Promises should not be a big overhead. If they are, that seems like a bug in JS engines.
At a native level (C++/rust), a Promise is just a closure added to a list of callbacks for the event loop. Yes, if you did 1 per streamed byte then it would be huge but if you're doing 1 promise per megabyte, (1000 per gig), it really shouldn't add up 1% of perf.

by rhodey

0 subcomment

the pull-stream module and its ecosystem is relevant here
the idea is basically just use functions. no classes and very little statefulness
https://www.npmjs.com/package/pull-stream

by notnullorvoid

1 subcomments

There's a lot I like about this API, mainly the pull-based iterator approach. I don't really see what the value of the sync APIs are though. What's the difference of just using iterators directly for sync streams?

by halfmatthalfcat

1 subcomments

The Observables spec should just get merged and implemented.
https://github.com/tc39/proposal-observable

by dilap

5 subcomments

> The problems aren't bugs; they're consequences of design decisions that may have made sense a decade ago, but don't align with how JavaScript developers write code today.
> I'm not here to disparage the work that came before — I'm here to start a conversation about what can potentially come next.
Terrible LLM-slop style. Is Mr Snell letting an LLM write the article for him or has he just appropriated the style?

by nottorp

0 subcomment

Well, it's also possible to replace JavaScript with a better language, it's just too late for it...

by kg

1 subcomments

It's a real shame that BYOB (bring your own buffer) reads are so complex and such a pain in the neck because for large reads they make a huge difference in terms of GC traffic (for allocating temporary buffers) and CPU time (for the copies).
In an ideal world you could just ask the host to stream 100MB of stuff into a byte array or slice of the wasm heap. Alas.

by adamnemecek

0 subcomment

It might be a good idea to look into the research on streams as coalgebras, there is quite a bit, for example here https://cs.ru.nl/~jrot/CTC20/.
Coalgebras might seem too academic but so were monads at some point and now they are everywhere.

by ralusek

0 subcomment

I tinkered with an alternative to stream interfaces:

https://github.com/ralusek/streamie

allows you to do things like

    infiniteRecords
    .map(item => doSomeAsyncThing(item), { concurrency: 5 });

And then because I found that I often want to switch between batching items vs dealing with single items:

    infiniteRecords
    .map(item => doSomeAsyncSingularThing(item), { concurrency: 5 })
    .map(groupOf10 => doSomeBatchThing(groupsOf10), { batchSize: 10 })
    // Can flatten back to single items
    .map(item => backToSingleItem(item), { flatten: true });

by murmansk

0 subcomment

For gods sake, finally, somebody have said this!

by paulddraper

0 subcomment

Just use AsyncIterator<UIntArray>.
The objection is
> The Web streams spec requires promise creation at numerous points — often in hot paths and often invisible to users.
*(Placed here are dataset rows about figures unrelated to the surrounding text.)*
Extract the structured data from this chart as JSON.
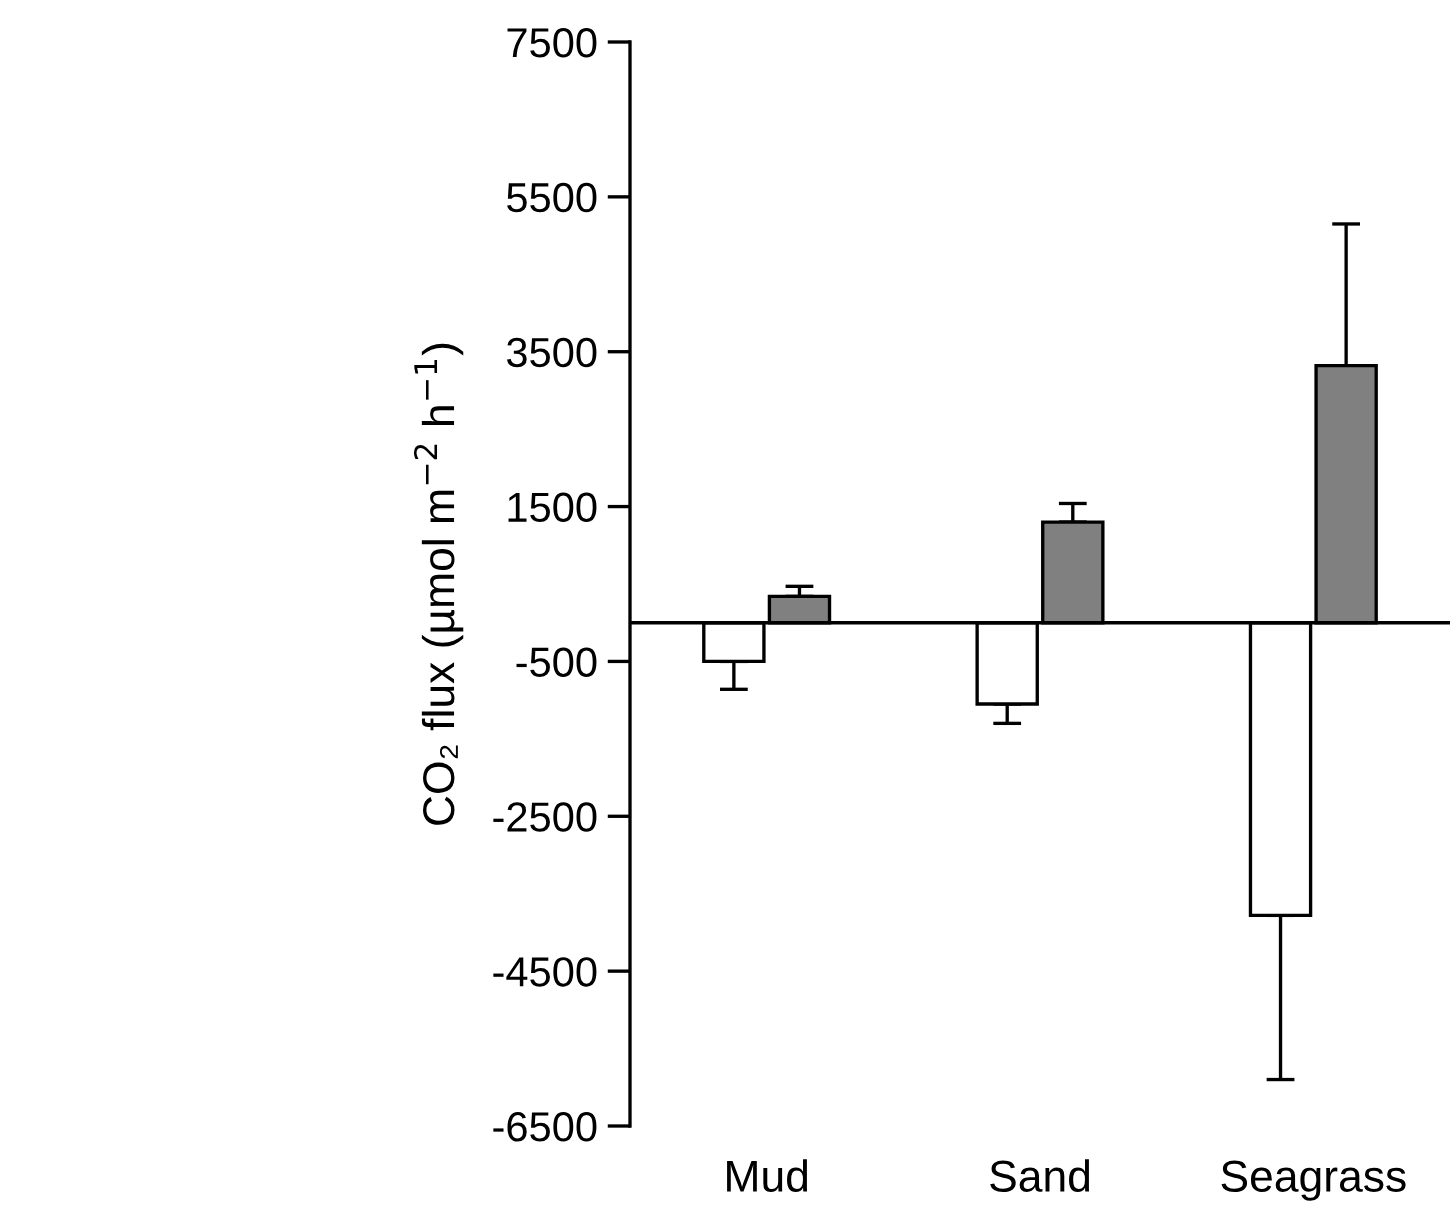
{
  "chart_data": {
    "type": "bar",
    "ylabel": "CO₂ flux (µmol m$^{−2}$ h$^{−1}$)",
    "categories": [
      "Mud",
      "Sand",
      "Seagrass"
    ],
    "series": [
      {
        "color": "#ffffff",
        "values": [
          -500,
          -1050,
          -3780
        ],
        "errors": [
          [
            -860,
            -500
          ],
          [
            -1300,
            -1050
          ],
          [
            -5900,
            -3780
          ]
        ]
      },
      {
        "color": "#808080",
        "values": [
          340,
          1300,
          3320
        ],
        "errors": [
          [
            340,
            470
          ],
          [
            1300,
            1540
          ],
          [
            3320,
            5150
          ]
        ]
      }
    ],
    "ylim": [
      -6500,
      7500
    ],
    "yticks": [
      -6500,
      -4500,
      -2500,
      -500,
      1500,
      3500,
      5500,
      7500
    ],
    "grid": false
  }
}
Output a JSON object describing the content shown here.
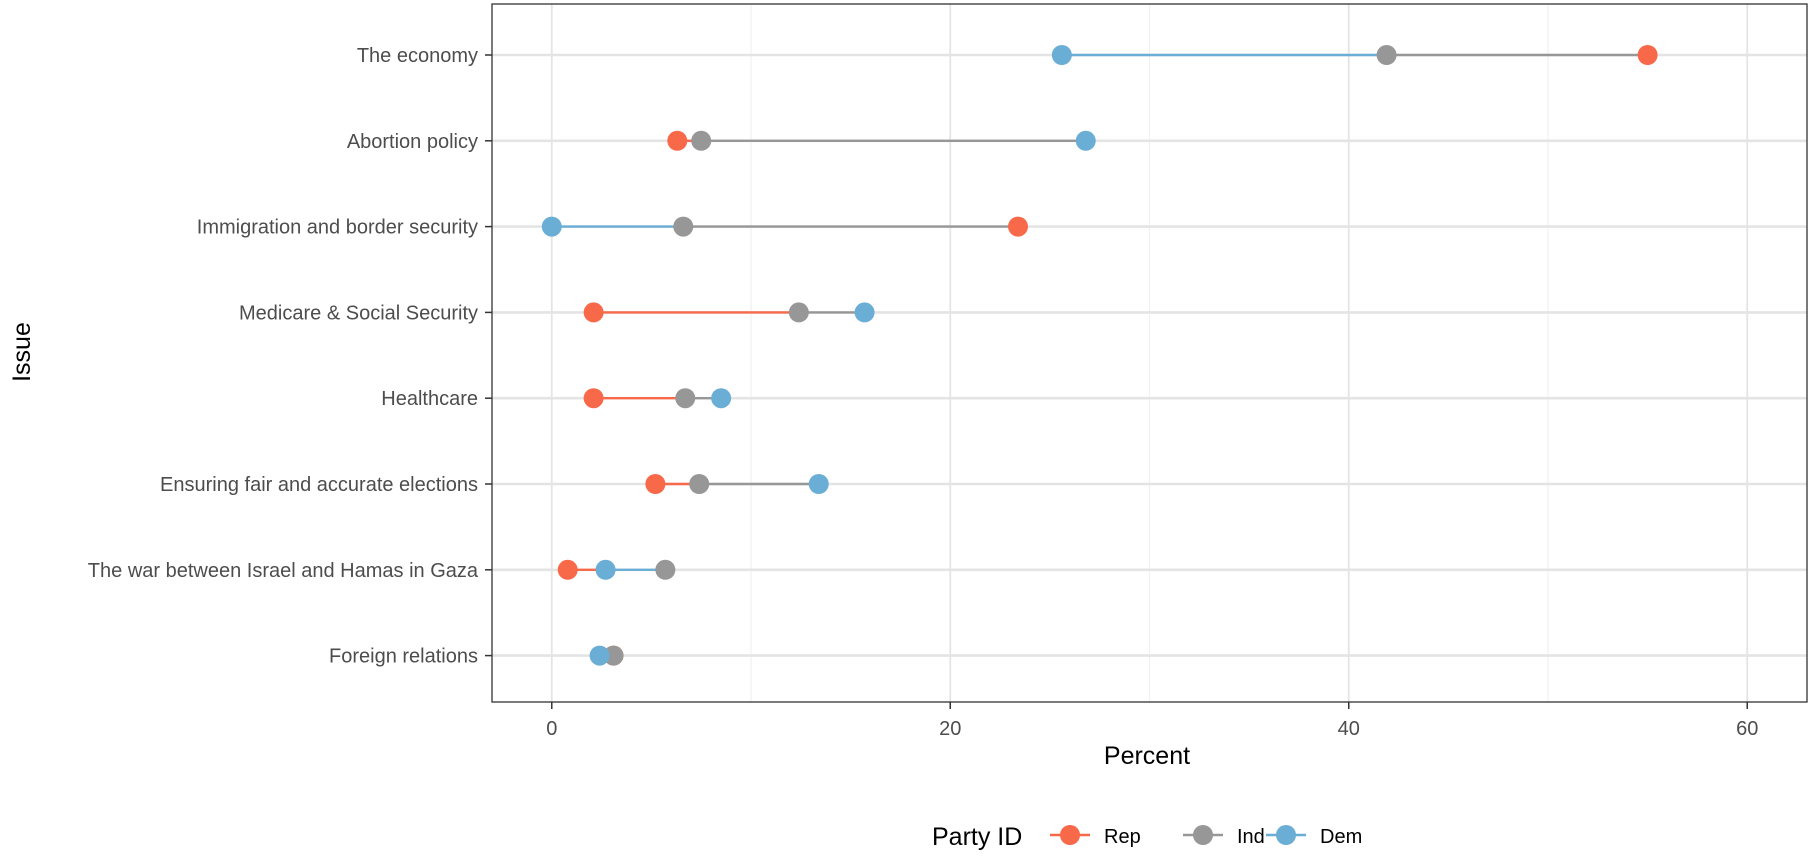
{
  "chart_data": {
    "type": "dot-range",
    "title": "",
    "xlabel": "Percent",
    "ylabel": "Issue",
    "xlim": [
      -3,
      63
    ],
    "x_ticks": [
      0,
      20,
      40,
      60
    ],
    "grid": true,
    "legend": {
      "title": "Party ID",
      "placement": "bottom",
      "entries": [
        "Rep",
        "Ind",
        "Dem"
      ]
    },
    "categories": [
      "The economy",
      "Abortion policy",
      "Immigration and border security",
      "Medicare & Social Security",
      "Healthcare",
      "Ensuring fair and accurate elections",
      "The war between Israel and Hamas in Gaza",
      "Foreign relations"
    ],
    "series": [
      {
        "name": "Rep",
        "color": "#F8694A",
        "values": [
          55.0,
          6.3,
          23.4,
          2.1,
          2.1,
          5.2,
          0.8,
          3.1
        ]
      },
      {
        "name": "Ind",
        "color": "#979797",
        "values": [
          41.9,
          7.5,
          6.6,
          12.4,
          6.7,
          7.4,
          5.7,
          3.1
        ]
      },
      {
        "name": "Dem",
        "color": "#6AAED6",
        "values": [
          25.6,
          26.8,
          0.0,
          15.7,
          8.5,
          13.4,
          2.7,
          2.4
        ]
      }
    ]
  }
}
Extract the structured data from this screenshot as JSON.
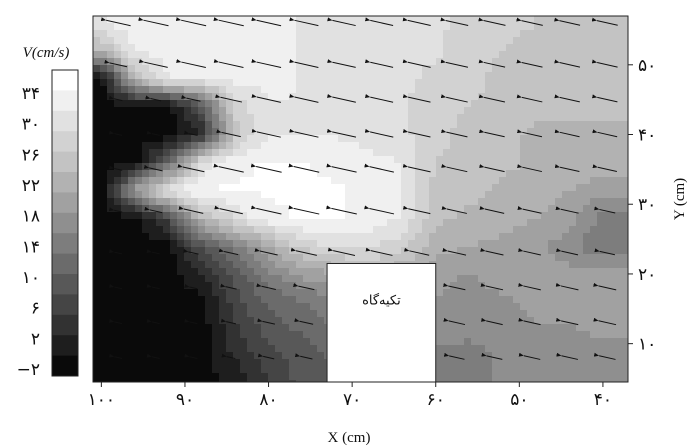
{
  "chart_data": {
    "type": "heatmap",
    "subtype": "contour-with-velocity-vectors",
    "xlabel": "X (cm)",
    "ylabel": "Y (cm)",
    "x_ticks": [
      {
        "value": 100,
        "label": "۱۰۰"
      },
      {
        "value": 90,
        "label": "۹۰"
      },
      {
        "value": 80,
        "label": "۸۰"
      },
      {
        "value": 70,
        "label": "۷۰"
      },
      {
        "value": 60,
        "label": "۶۰"
      },
      {
        "value": 50,
        "label": "۵۰"
      },
      {
        "value": 40,
        "label": "۴۰"
      }
    ],
    "y_ticks": [
      {
        "value": 10,
        "label": "۱۰"
      },
      {
        "value": 20,
        "label": "۲۰"
      },
      {
        "value": 30,
        "label": "۳۰"
      },
      {
        "value": 40,
        "label": "۴۰"
      },
      {
        "value": 50,
        "label": "۵۰"
      }
    ],
    "xlim": [
      101,
      37
    ],
    "ylim": [
      4.5,
      57
    ],
    "x_reversed": true,
    "colorbar": {
      "title": "V(cm/s)",
      "labels": [
        "۳۴",
        "۳۰",
        "۲۶",
        "۲۲",
        "۱۸",
        "۱۴",
        "۱۰",
        "۶",
        "۲",
        "−۲"
      ],
      "values": [
        34,
        30,
        26,
        22,
        18,
        14,
        10,
        6,
        2,
        -2
      ],
      "colormap": "grayscale (black = low, white = high)",
      "colors": [
        "#ffffff",
        "#f0f0f0",
        "#e1e1e1",
        "#d2d2d2",
        "#c3c3c3",
        "#b2b2b2",
        "#a1a1a1",
        "#8f8f8f",
        "#7d7d7d",
        "#6b6b6b",
        "#585858",
        "#454545",
        "#323232",
        "#1e1e1e",
        "#0a0a0a"
      ]
    },
    "x_grid": [
      100,
      96,
      92,
      88,
      84,
      80,
      76,
      72,
      68,
      64,
      60,
      56,
      52,
      48,
      44,
      40
    ],
    "y_grid": [
      4,
      8,
      12,
      16,
      20,
      24,
      28,
      32,
      36,
      40,
      44,
      48,
      52,
      56
    ],
    "velocity_field": [
      [
        -2,
        -2,
        -2,
        -2,
        0,
        4,
        8,
        8,
        8,
        8,
        14,
        14,
        15,
        16,
        16,
        16
      ],
      [
        -2,
        -2,
        -2,
        -2,
        2,
        6,
        8,
        10,
        10,
        12,
        14,
        14,
        15,
        16,
        16,
        16
      ],
      [
        -2,
        -2,
        -2,
        -2,
        4,
        8,
        10,
        12,
        12,
        14,
        16,
        15,
        16,
        17,
        17,
        18
      ],
      [
        -2,
        -2,
        -2,
        -2,
        6,
        10,
        12,
        14,
        14,
        16,
        17,
        17,
        17,
        18,
        18,
        18
      ],
      [
        -2,
        -2,
        -2,
        2,
        8,
        14,
        18,
        20,
        22,
        20,
        18,
        17,
        18,
        18,
        18,
        19
      ],
      [
        -2,
        -2,
        -2,
        8,
        14,
        20,
        26,
        28,
        28,
        26,
        21,
        20,
        19,
        18,
        16,
        12
      ],
      [
        -2,
        -2,
        6,
        22,
        28,
        32,
        33,
        33,
        32,
        30,
        23,
        22,
        21,
        20,
        18,
        14
      ],
      [
        -2,
        18,
        30,
        33,
        33,
        33,
        33,
        33,
        32,
        30,
        24,
        23,
        22,
        21,
        20,
        18
      ],
      [
        -2,
        -2,
        10,
        28,
        32,
        33,
        33,
        32,
        31,
        30,
        25,
        24,
        23,
        22,
        22,
        22
      ],
      [
        -2,
        -2,
        -2,
        2,
        24,
        30,
        30,
        30,
        29,
        28,
        26,
        24,
        23,
        22,
        22,
        22
      ],
      [
        -2,
        -2,
        -2,
        8,
        26,
        30,
        30,
        30,
        28,
        28,
        26,
        25,
        24,
        23,
        23,
        23
      ],
      [
        -2,
        22,
        30,
        30,
        31,
        31,
        30,
        29,
        28,
        28,
        27,
        26,
        24,
        24,
        23,
        23
      ],
      [
        22,
        30,
        32,
        32,
        31,
        31,
        30,
        29,
        28,
        28,
        28,
        26,
        25,
        24,
        24,
        24
      ],
      [
        30,
        32,
        32,
        32,
        32,
        31,
        30,
        29,
        28,
        28,
        28,
        27,
        26,
        25,
        24,
        24
      ]
    ],
    "vector_x": [
      98,
      93.5,
      89,
      84.5,
      80,
      75.5,
      71,
      66.5,
      62,
      57.5,
      53,
      48.5,
      44,
      39.5
    ],
    "vector_y": [
      8,
      13,
      18,
      23,
      29,
      35,
      40,
      45,
      50,
      56
    ],
    "vector_direction": "-x with slight +y (flow toward lower X)",
    "support_block": {
      "label": "تکیه‌گاه",
      "x_range": [
        73,
        60
      ],
      "y_range": [
        4.5,
        21.5
      ]
    }
  }
}
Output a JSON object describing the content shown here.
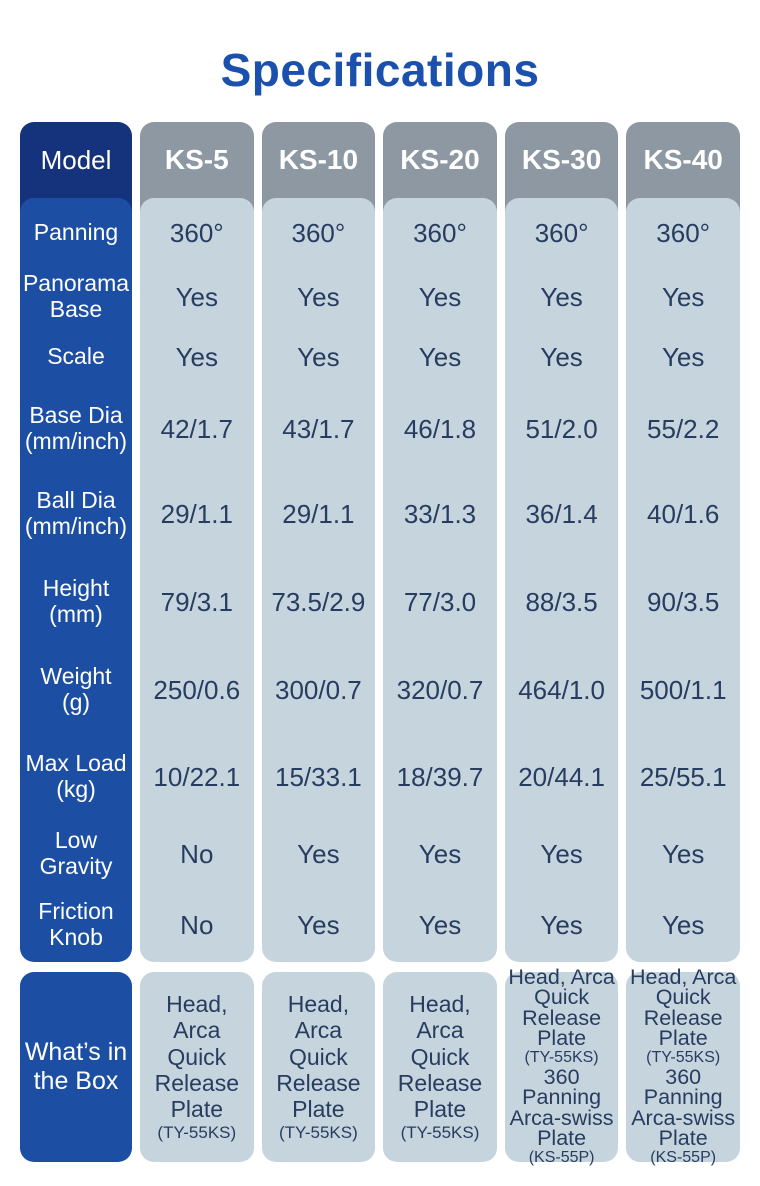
{
  "title": "Specifications",
  "colors": {
    "title_text": "#1b51ad",
    "model_header_bg": "#14337c",
    "label_column_bg": "#1c4fa4",
    "column_header_bg": "#8d98a2",
    "cell_bg": "#c6d4de",
    "cell_text": "#273d60",
    "header_text": "#ffffff"
  },
  "table": {
    "corner_label": "Model",
    "columns": [
      "KS-5",
      "KS-10",
      "KS-20",
      "KS-30",
      "KS-40"
    ],
    "rows": [
      {
        "label": [
          "Panning"
        ],
        "values": [
          "360°",
          "360°",
          "360°",
          "360°",
          "360°"
        ]
      },
      {
        "label": [
          "Panorama",
          "Base"
        ],
        "values": [
          "Yes",
          "Yes",
          "Yes",
          "Yes",
          "Yes"
        ]
      },
      {
        "label": [
          "Scale"
        ],
        "values": [
          "Yes",
          "Yes",
          "Yes",
          "Yes",
          "Yes"
        ]
      },
      {
        "label": [
          "Base Dia",
          "(mm/inch)"
        ],
        "values": [
          "42/1.7",
          "43/1.7",
          "46/1.8",
          "51/2.0",
          "55/2.2"
        ]
      },
      {
        "label": [
          "Ball Dia",
          "(mm/inch)"
        ],
        "values": [
          "29/1.1",
          "29/1.1",
          "33/1.3",
          "36/1.4",
          "40/1.6"
        ]
      },
      {
        "label": [
          "Height",
          "(mm)"
        ],
        "values": [
          "79/3.1",
          "73.5/2.9",
          "77/3.0",
          "88/3.5",
          "90/3.5"
        ]
      },
      {
        "label": [
          "Weight",
          "(g)"
        ],
        "values": [
          "250/0.6",
          "300/0.7",
          "320/0.7",
          "464/1.0",
          "500/1.1"
        ]
      },
      {
        "label": [
          "Max Load",
          "(kg)"
        ],
        "values": [
          "10/22.1",
          "15/33.1",
          "18/39.7",
          "20/44.1",
          "25/55.1"
        ]
      },
      {
        "label": [
          "Low",
          "Gravity"
        ],
        "values": [
          "No",
          "Yes",
          "Yes",
          "Yes",
          "Yes"
        ]
      },
      {
        "label": [
          "Friction",
          "Knob"
        ],
        "values": [
          "No",
          "Yes",
          "Yes",
          "Yes",
          "Yes"
        ]
      }
    ],
    "whats_in_box": {
      "label": [
        "What’s in",
        "the Box"
      ],
      "values": [
        {
          "lines": [
            {
              "text": "Head, Arca",
              "small": false
            },
            {
              "text": "Quick",
              "small": false
            },
            {
              "text": "Release Plate",
              "small": false
            },
            {
              "text": "(TY-55KS)",
              "small": true
            }
          ]
        },
        {
          "lines": [
            {
              "text": "Head, Arca",
              "small": false
            },
            {
              "text": "Quick",
              "small": false
            },
            {
              "text": "Release Plate",
              "small": false
            },
            {
              "text": "(TY-55KS)",
              "small": true
            }
          ]
        },
        {
          "lines": [
            {
              "text": "Head, Arca",
              "small": false
            },
            {
              "text": "Quick",
              "small": false
            },
            {
              "text": "Release Plate",
              "small": false
            },
            {
              "text": "(TY-55KS)",
              "small": true
            }
          ]
        },
        {
          "lines": [
            {
              "text": "Head, Arca",
              "small": false
            },
            {
              "text": "Quick",
              "small": false
            },
            {
              "text": "Release Plate",
              "small": false
            },
            {
              "text": "(TY-55KS)",
              "small": true
            },
            {
              "text": "360",
              "small": false
            },
            {
              "text": "Panning",
              "small": false
            },
            {
              "text": "Arca-swiss",
              "small": false
            },
            {
              "text": "Plate",
              "small": false
            },
            {
              "text": "(KS-55P)",
              "small": true
            }
          ]
        },
        {
          "lines": [
            {
              "text": "Head, Arca",
              "small": false
            },
            {
              "text": "Quick",
              "small": false
            },
            {
              "text": "Release Plate",
              "small": false
            },
            {
              "text": "(TY-55KS)",
              "small": true
            },
            {
              "text": "360",
              "small": false
            },
            {
              "text": "Panning",
              "small": false
            },
            {
              "text": "Arca-swiss",
              "small": false
            },
            {
              "text": "Plate",
              "small": false
            },
            {
              "text": "(KS-55P)",
              "small": true
            }
          ]
        }
      ]
    }
  }
}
Each read() call doesn't just return a promise; internally, the implementation creates additional promises for queue management, pull() coordination, and backpressure signaling.
But that's 95% manageable by altering buffer sizes.
And as for that last 5%....what are you doing with JS to begin with?

by ai-christianson

2 subcomments

[flagged]

by animanoir

0 subcomment

[dead]

by Feathercrown

0 subcomment

[flagged]

by user3939382

2 subcomments

“ The Streams Standard was developed between 2014 and 2016 with an ambitious goal to provide "APIs for creating, composing, and consuming streams of data that map efficiently to low-level I/O primitives." Before Web streams, the web platform had no standard way to work with streaming data.”
This is what UDP is for. Everything actually has to be async all the way down and since it’s not, we’ll just completely reimplement the OS and network on top of itself and hey maybe when we’re done with that we can do it a third time to have the cloud of clouds.
The entire stack we’re using right down to the hardware is not fit for purpose and we’re burning our talent and money building these ever more brittle towering abstractions.

by shevy-java

4 subcomments

We deserve a better language than JavaScript.
Sadly it will never happen. WebAssembly failed to keep some of its promises here.